The association says though October was slower than the annual growth of 9.2 per cent in September, it was still above the annual average of 3.2 per cent seen over the past decade.
Over good news is capacity in available tonne kilometres (AFTK) rose 3.7 per cent, marking the 15th consecutive month where demand growth outstripped capacity, which is positive for load factors, yields and financial performance.
IATA director general and chief executive officer, Alexandre de Juniac says: “Demand for air freight grew by 5.9 per cent in October. And tightening supply conditions in the fourth quarter should see the air cargo industry deliver its strongest operational and financial performance since the post-global financial crisis rebound in 2010.”
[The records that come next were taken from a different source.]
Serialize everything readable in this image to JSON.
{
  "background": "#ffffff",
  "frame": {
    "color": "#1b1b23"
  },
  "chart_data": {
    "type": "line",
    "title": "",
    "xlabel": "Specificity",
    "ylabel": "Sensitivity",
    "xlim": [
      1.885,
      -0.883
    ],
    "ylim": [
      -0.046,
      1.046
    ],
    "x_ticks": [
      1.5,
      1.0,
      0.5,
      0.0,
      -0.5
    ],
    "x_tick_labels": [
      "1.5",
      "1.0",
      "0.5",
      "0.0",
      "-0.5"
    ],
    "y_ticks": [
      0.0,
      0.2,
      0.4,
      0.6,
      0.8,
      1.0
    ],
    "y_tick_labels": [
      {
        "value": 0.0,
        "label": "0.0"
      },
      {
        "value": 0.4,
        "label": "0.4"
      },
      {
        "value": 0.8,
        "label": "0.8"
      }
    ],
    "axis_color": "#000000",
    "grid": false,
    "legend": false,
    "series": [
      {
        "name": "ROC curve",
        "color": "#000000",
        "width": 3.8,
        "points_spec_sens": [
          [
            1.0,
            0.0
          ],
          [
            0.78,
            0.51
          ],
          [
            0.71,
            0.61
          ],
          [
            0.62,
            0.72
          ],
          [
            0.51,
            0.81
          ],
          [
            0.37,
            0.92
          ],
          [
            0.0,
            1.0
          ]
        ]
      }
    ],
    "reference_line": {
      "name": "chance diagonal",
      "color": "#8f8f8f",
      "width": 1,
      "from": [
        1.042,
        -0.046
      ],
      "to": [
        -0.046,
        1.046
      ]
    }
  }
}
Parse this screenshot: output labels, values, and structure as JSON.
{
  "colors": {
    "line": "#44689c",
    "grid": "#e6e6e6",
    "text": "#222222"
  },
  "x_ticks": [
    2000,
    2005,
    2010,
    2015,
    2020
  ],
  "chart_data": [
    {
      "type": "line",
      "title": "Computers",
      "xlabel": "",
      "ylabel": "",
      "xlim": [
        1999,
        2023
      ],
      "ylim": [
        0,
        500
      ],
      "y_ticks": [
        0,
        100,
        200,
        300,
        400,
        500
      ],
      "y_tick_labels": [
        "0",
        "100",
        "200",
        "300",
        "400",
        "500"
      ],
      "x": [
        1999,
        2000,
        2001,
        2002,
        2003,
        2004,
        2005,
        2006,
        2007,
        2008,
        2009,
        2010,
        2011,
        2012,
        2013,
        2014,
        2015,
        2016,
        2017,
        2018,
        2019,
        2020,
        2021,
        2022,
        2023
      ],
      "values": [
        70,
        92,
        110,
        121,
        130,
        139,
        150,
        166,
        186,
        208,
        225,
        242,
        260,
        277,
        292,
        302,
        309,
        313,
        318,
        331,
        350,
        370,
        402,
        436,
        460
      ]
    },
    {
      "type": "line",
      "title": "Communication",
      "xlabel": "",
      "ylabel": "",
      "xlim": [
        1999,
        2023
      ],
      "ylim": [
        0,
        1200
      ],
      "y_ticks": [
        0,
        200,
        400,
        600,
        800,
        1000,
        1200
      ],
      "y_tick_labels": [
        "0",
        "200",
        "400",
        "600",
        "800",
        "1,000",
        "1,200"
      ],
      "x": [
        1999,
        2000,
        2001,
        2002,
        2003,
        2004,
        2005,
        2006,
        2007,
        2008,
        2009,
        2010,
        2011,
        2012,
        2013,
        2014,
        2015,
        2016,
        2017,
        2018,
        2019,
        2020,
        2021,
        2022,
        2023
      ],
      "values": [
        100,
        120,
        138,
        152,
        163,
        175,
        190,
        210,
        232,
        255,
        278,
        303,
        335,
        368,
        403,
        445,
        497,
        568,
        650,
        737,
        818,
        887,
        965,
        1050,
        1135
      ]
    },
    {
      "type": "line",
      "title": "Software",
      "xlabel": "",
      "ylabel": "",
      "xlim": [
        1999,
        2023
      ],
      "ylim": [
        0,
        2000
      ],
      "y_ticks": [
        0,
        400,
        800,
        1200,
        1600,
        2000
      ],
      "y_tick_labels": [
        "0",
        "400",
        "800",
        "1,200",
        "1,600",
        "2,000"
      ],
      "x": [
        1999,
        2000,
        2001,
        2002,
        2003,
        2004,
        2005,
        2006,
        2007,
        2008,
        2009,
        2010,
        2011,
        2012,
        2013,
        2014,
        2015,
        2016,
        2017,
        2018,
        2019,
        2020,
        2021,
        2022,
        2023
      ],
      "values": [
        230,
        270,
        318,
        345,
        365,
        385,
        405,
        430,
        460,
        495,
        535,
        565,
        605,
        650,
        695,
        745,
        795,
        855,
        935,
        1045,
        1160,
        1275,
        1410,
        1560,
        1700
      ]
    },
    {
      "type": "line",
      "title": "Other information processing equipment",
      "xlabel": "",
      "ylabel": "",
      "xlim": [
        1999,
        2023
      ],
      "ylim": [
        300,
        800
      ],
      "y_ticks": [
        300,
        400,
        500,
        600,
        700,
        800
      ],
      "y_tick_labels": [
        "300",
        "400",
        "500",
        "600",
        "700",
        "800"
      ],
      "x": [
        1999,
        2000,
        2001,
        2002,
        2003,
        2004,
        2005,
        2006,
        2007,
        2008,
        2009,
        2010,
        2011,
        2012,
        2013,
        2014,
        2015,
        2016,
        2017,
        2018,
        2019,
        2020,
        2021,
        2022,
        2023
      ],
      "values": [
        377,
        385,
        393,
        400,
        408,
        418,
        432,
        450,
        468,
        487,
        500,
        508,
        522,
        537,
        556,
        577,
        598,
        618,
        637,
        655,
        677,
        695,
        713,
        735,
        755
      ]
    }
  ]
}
The association also says though demand remains strong, indicators show the industry may have passed the growth peak, with inventory-to-sales ratio in the US tracking sideways suggesting that the period when companies look to restock inventories quickly has ended.
It also says new export orders component of the global Purchasing Managers’ Index is stable, and the upward trend in seasonally adjusted freight volumes has moderated.
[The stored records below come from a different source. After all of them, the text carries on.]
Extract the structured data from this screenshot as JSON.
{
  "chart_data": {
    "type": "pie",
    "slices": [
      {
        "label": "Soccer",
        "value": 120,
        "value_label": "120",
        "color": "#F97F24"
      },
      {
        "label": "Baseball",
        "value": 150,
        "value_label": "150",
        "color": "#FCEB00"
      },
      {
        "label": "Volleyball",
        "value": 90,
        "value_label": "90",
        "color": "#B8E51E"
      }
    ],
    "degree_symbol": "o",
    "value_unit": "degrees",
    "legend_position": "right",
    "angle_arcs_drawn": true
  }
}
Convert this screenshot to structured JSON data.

Freight volumes are still expected to grow in 2018, although at a slower pace than in 2017.
By region, Asia-Pacific grew 4.4 per cent helped by the region’s manufacturers continuing to enjoy buoyant order books, with major exporters in China and Japan reporting growing backlogs supported in part by stronger economic activity in Europe.
North America grew 6.6 per cent with the US dollar continuing to drive imports though affecting exports.
European airlines increased 6.4 per cent with export orders growing at the fastest pace in more than seven years, and demand proving very healthy on transatlantic routes and to and from Asia.
The Middle East was up 4.6 per cent with recent volatility due to developments in demand in 2016 rather than a marked change in current traffic trends.
Latin America grew 7.2 per cent helped by signs of recovery in Brazil, the region’s largest economy.
Africa posted the largest year-on-year increase of 30.3 per cent, though only represents 1.6 per cent of the world share, and demand was boosted by very strong growth on trade lanes to and from Asia.